El régimen de concesiones ha servido para enriquecer políticos y funcionarios responsables de las áreas de transporte y vialidad en las entidades y municipios; y ha redundado en la generación de monopolios que provocan beneficios para todos, menos para los usuarios.
Joan Subirats, uno de los más reconocidos expertos en políticas públicas en el mundo hispanoamericano, explica que en el diseño de políticas públicas hay distintos tipos de ganadores y beneficios. Uno de esos modelos produce bienes y beneficios focalizados o concentrados y perfectamente identificables, con perdedores difusos, es decir, consecuencias negativas generalizadas donde la mayoría pierde.
La política de concesiones es precisamente de ese tipo: ha beneficiado a unos cuantos líderes y políticos, y ha perjudicado a la ciudadanía. Sin embargo, este tipo de políticas no son un destino inevitable y encuentran su límite en la realidad, la cual a su vez está determinada en varias de sus aristas por la tecnología.
Es el caso de UBER, DIDI y otras aplicaciones, debe subrayarse que constituyen auténticos modelos masivos de explotación bárbara: no contratan a nadie, no son responsables de la seguridad de nadie… Su modelo, que recluta a “asociados”, antes que estar orientado a generar empleos formales y dignos, ha encontrado un nicho de mercado ante una estructura monopólica que, por sus elevados precios en el caso de las concesiones federales, y el pésimo servicio en el caso de las concesiones estatales y municipales, logra competir en condiciones ventajosas, ante una planta de trabajadores del volante mal educados, mal capacitados y sin la voluntad de transformar su modelo de negocios y de servicios.

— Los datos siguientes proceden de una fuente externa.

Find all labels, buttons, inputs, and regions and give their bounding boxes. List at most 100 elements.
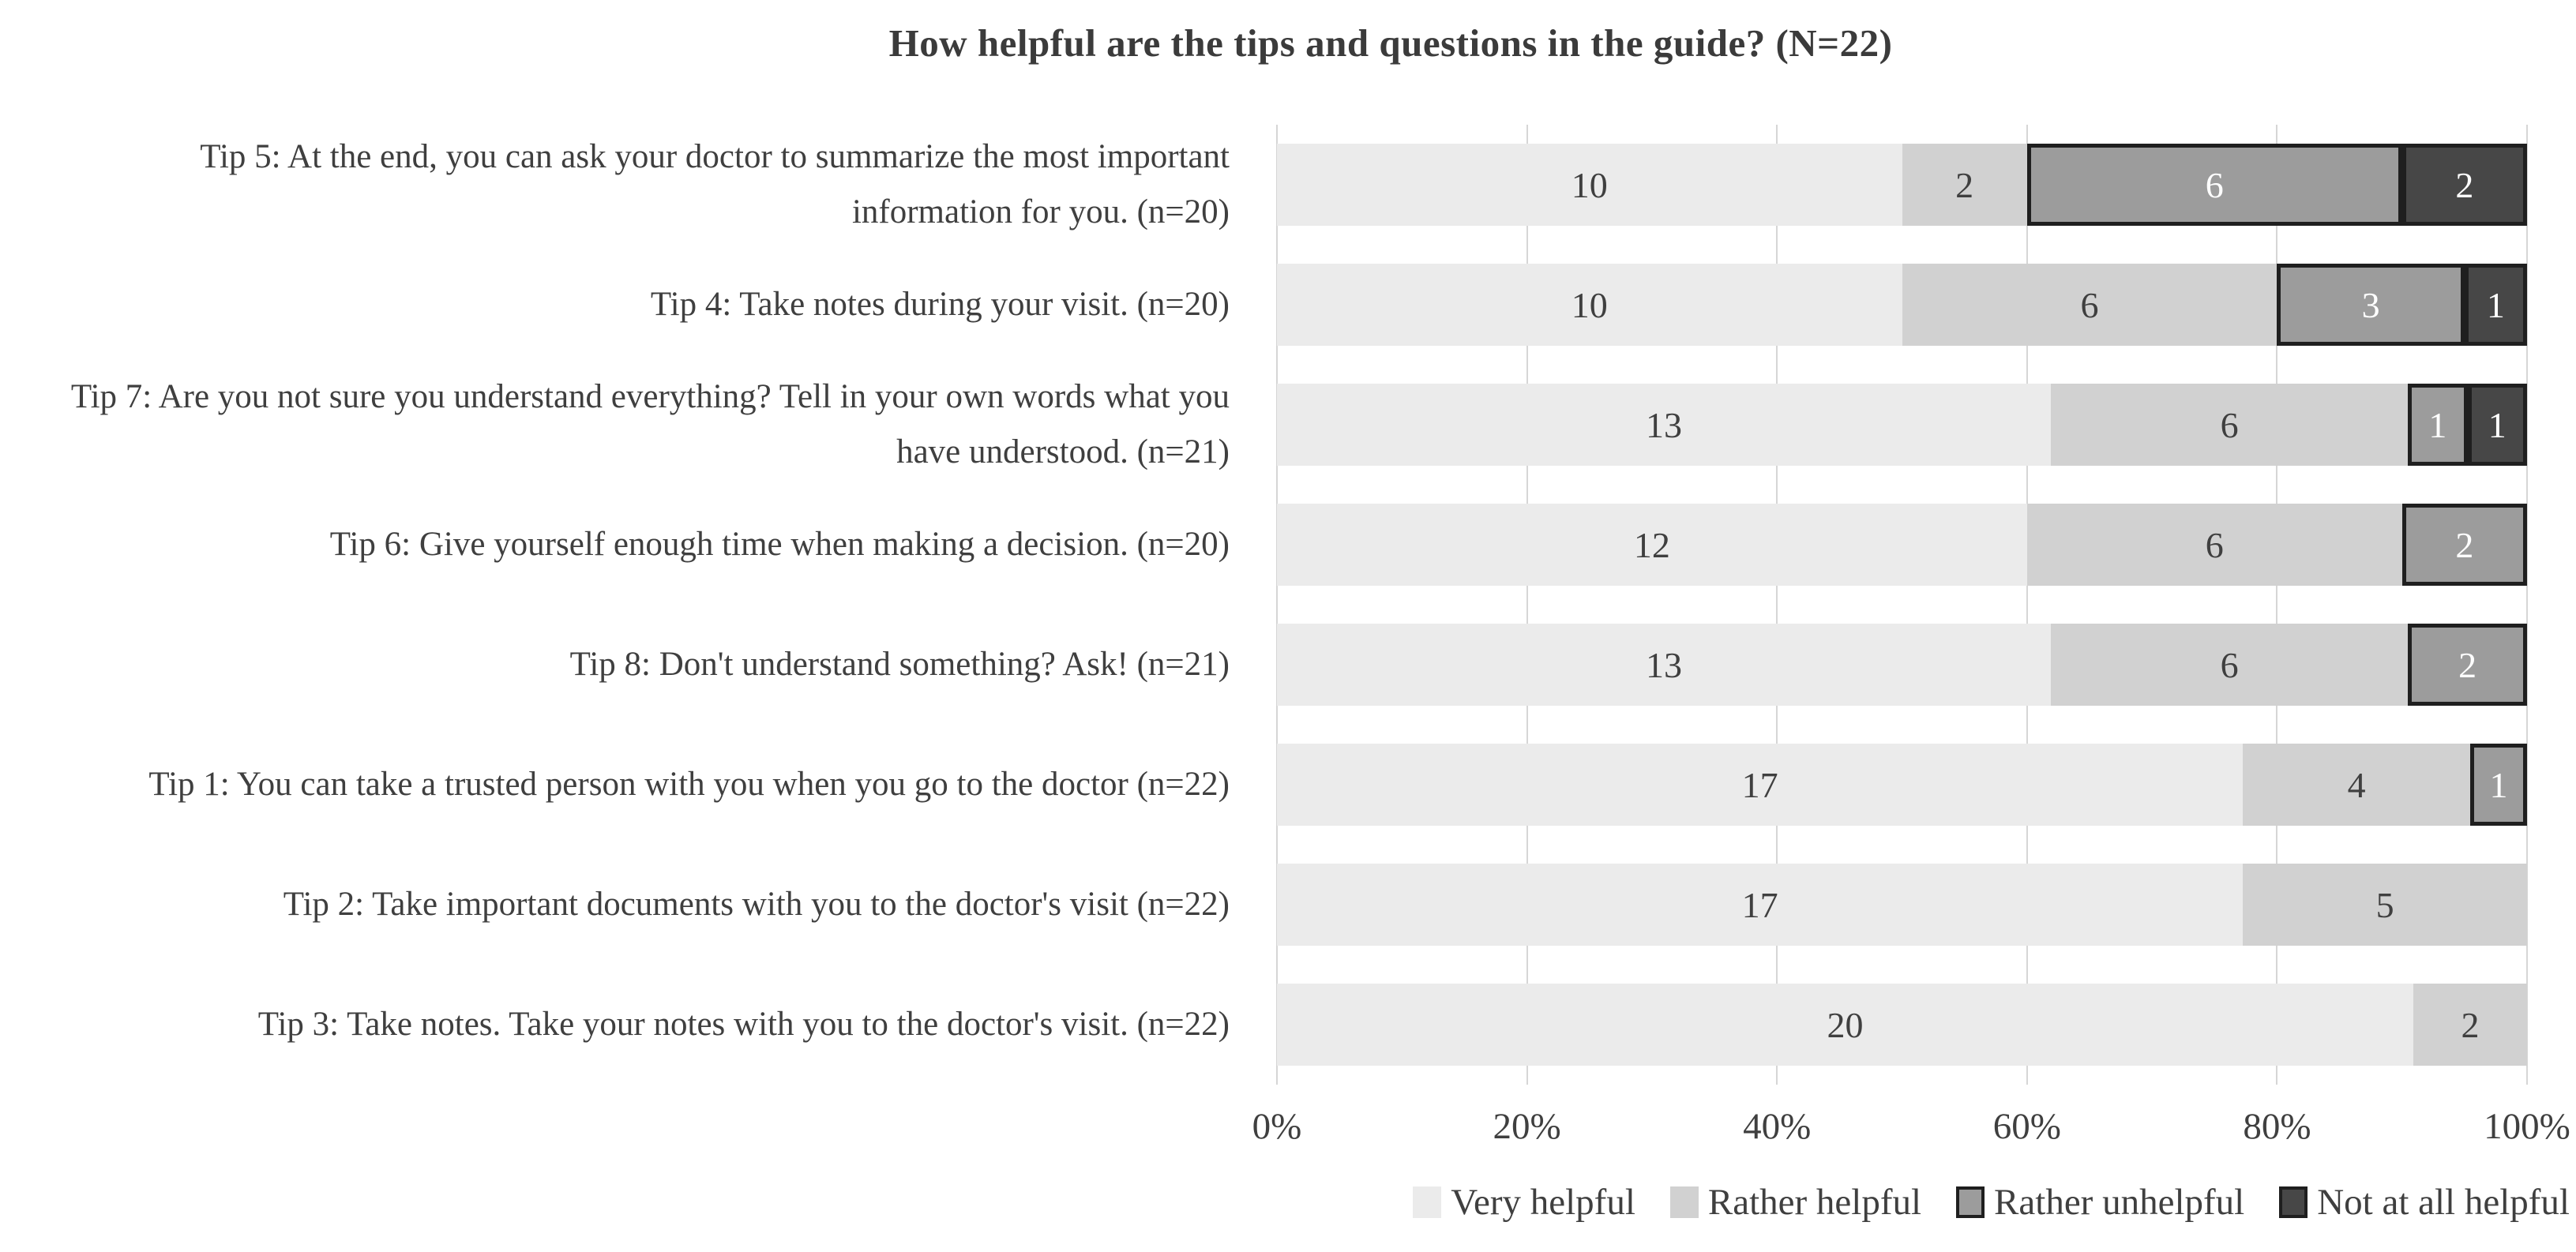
bar-row: 10 6 3 1 (1277, 245, 2527, 365)
bar-segment: 1 (2464, 264, 2527, 346)
segment-value-label: 13 (1645, 644, 1682, 685)
stacked-bar: 13 6 1 1 (1277, 384, 2527, 466)
legend-swatch (1669, 1186, 1699, 1218)
stacked-bar: 12 6 2 (1277, 504, 2527, 586)
segment-value-label: 13 (1645, 404, 1682, 445)
x-axis-tick-label: 40% (1743, 1106, 1812, 1147)
x-axis: 0% 20% 40% 60% 80% 100% (1252, 1105, 2570, 1154)
bar-segment: 13 (1277, 384, 2051, 466)
category-label-text: Tip 6: Give yourself enough time when ma… (329, 526, 1230, 564)
category-labels: Tip 5: At the end, you can ask your doct… (47, 125, 1230, 1085)
category-label-text: Tip 2: Take important documents with you… (283, 886, 1230, 924)
segment-value-label: 1 (2486, 284, 2505, 325)
segment-value-label: 10 (1571, 164, 1608, 205)
category-label: Tip 2: Take important documents with you… (47, 845, 1230, 965)
bar-segment: 2 (2413, 984, 2527, 1066)
stacked-bar: 10 2 6 2 (1277, 144, 2527, 226)
bar-segment: 17 (1277, 864, 2244, 946)
bar-segment: 2 (2401, 504, 2527, 586)
segment-value-label: 6 (2080, 284, 2099, 325)
segment-value-label: 20 (1827, 1004, 1864, 1045)
category-label-text: Tip 1: You can take a trusted person wit… (148, 766, 1230, 804)
bar-segment: 3 (2277, 264, 2465, 346)
gridline (1276, 125, 1278, 1085)
category-label-text: Tip 8: Don't understand something? Ask! … (569, 646, 1230, 684)
category-label: Tip 8: Don't understand something? Ask! … (47, 605, 1230, 725)
gridline (2526, 125, 2528, 1085)
stacked-bar: 17 4 1 (1277, 744, 2527, 826)
segment-value-label: 6 (2205, 524, 2224, 565)
bar-segment: 10 (1277, 144, 1902, 226)
bar-row: 12 6 2 (1277, 485, 2527, 605)
x-axis-tick-label: 100% (2484, 1106, 2570, 1147)
legend-label: Rather helpful (1707, 1182, 1922, 1223)
segment-value-label: 6 (2220, 644, 2239, 685)
segment-value-label: 17 (1741, 764, 1778, 805)
segment-value-label: 2 (1955, 164, 1974, 205)
segment-value-label: 3 (2361, 284, 2380, 325)
category-label: Tip 3: Take notes. Take your notes with … (47, 965, 1230, 1085)
bar-row: 17 5 (1277, 845, 2527, 965)
legend-item: Not at all helpful (2279, 1181, 2570, 1224)
bar-segment: 13 (1277, 624, 2051, 706)
segment-value-label: 4 (2347, 764, 2366, 805)
segment-value-label: 10 (1571, 284, 1608, 325)
segment-value-label: 2 (2458, 644, 2477, 685)
category-label: Tip 4: Take notes during your visit. (n=… (47, 245, 1230, 365)
x-axis-tick-label: 60% (1992, 1106, 2061, 1147)
bar-segment: 12 (1277, 504, 2027, 586)
stacked-bar: 10 6 3 1 (1277, 264, 2527, 346)
segment-value-label: 1 (2489, 764, 2508, 805)
plot-area: 10 2 6 2 10 6 3 1 13 6 1 1 12 6 2 13 6 2 17 4 1 17 5 20 2 (1276, 125, 2528, 1085)
x-axis-tick-label: 80% (2243, 1106, 2311, 1147)
category-label-text: Tip 5: At the end, you can ask your doct… (200, 138, 1230, 231)
bar-rows: 10 2 6 2 10 6 3 1 13 6 1 1 12 6 2 13 6 2 17 4 1 17 5 20 2 (1277, 125, 2527, 1085)
bar-segment: 1 (2467, 384, 2527, 466)
bar-row: 13 6 1 1 (1277, 365, 2527, 485)
chart-title: How helpful are the tips and questions i… (888, 21, 1893, 65)
bar-segment: 4 (2243, 744, 2471, 826)
bar-segment: 2 (2401, 144, 2527, 226)
legend: Very helpful Rather helpful Rather unhelpf… (0, 1181, 2576, 1224)
category-label-text: Tip 4: Take notes during your visit. (n=… (650, 286, 1230, 324)
segment-value-label: 6 (2220, 404, 2239, 445)
category-label: Tip 7: Are you not sure you understand e… (47, 365, 1230, 485)
bar-segment: 6 (2026, 144, 2402, 226)
segment-value-label: 2 (2455, 164, 2474, 205)
bar-segment: 6 (2026, 504, 2402, 586)
segment-value-label: 1 (2488, 404, 2507, 445)
legend-item: Rather unhelpful (1956, 1181, 2244, 1224)
bar-row: 17 4 1 (1277, 725, 2527, 845)
bar-segment: 2 (1902, 144, 2027, 226)
gridline (1526, 125, 1528, 1085)
segment-value-label: 17 (1741, 884, 1778, 925)
bar-row: 13 6 2 (1277, 605, 2527, 725)
bar-segment: 1 (2408, 384, 2468, 466)
category-label: Tip 5: At the end, you can ask your doct… (47, 125, 1230, 245)
bar-segment: 6 (2050, 384, 2409, 466)
legend-label: Not at all helpful (2317, 1182, 2570, 1223)
bar-segment: 17 (1277, 744, 2244, 826)
bar-segment: 20 (1277, 984, 2414, 1066)
chart-body: Tip 5: At the end, you can ask your doct… (47, 125, 2576, 1085)
segment-value-label: 1 (2428, 404, 2447, 445)
gridline (2276, 125, 2278, 1085)
bar-segment: 5 (2243, 864, 2527, 946)
stacked-bar: 13 6 2 (1277, 624, 2527, 706)
legend-label: Very helpful (1451, 1182, 1635, 1223)
segment-value-label: 5 (2375, 884, 2394, 925)
segment-value-label: 2 (2461, 1004, 2480, 1045)
legend-swatch (1413, 1186, 1442, 1218)
bar-segment: 6 (1902, 264, 2277, 346)
category-label-text: Tip 3: Take notes. Take your notes with … (257, 1006, 1230, 1044)
bar-segment: 1 (2470, 744, 2527, 826)
gridline (1776, 125, 1778, 1085)
gridline (2026, 125, 2028, 1085)
stacked-bar: 17 5 (1277, 864, 2527, 946)
legend-item: Rather helpful (1669, 1181, 1922, 1224)
category-label: Tip 6: Give yourself enough time when ma… (47, 485, 1230, 605)
bar-row: 20 2 (1277, 965, 2527, 1085)
x-axis-tick-label: 0% (1252, 1106, 1302, 1147)
legend-item: Very helpful (1413, 1181, 1635, 1224)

La autoridad está hoy ante una oportunidad muy relevante para resolver de fondo esta problemática, y debería avanzar en tres líneas centrales:
Los criterios que deben tomarse en cuenta, por supuesto, son:
a) Garantizar la seguridad de las y los usuarios.
b) Garantizar que el transporte privado sea un complemento que desincentive el uso del automóvil particular y contribuya a mejorar la movilidad urbana.
c) Reducir los elevados niveles de siniestralidad urbana que existen en todo el país y que año con año provocan lesionados y defunciones que pueden evitarse.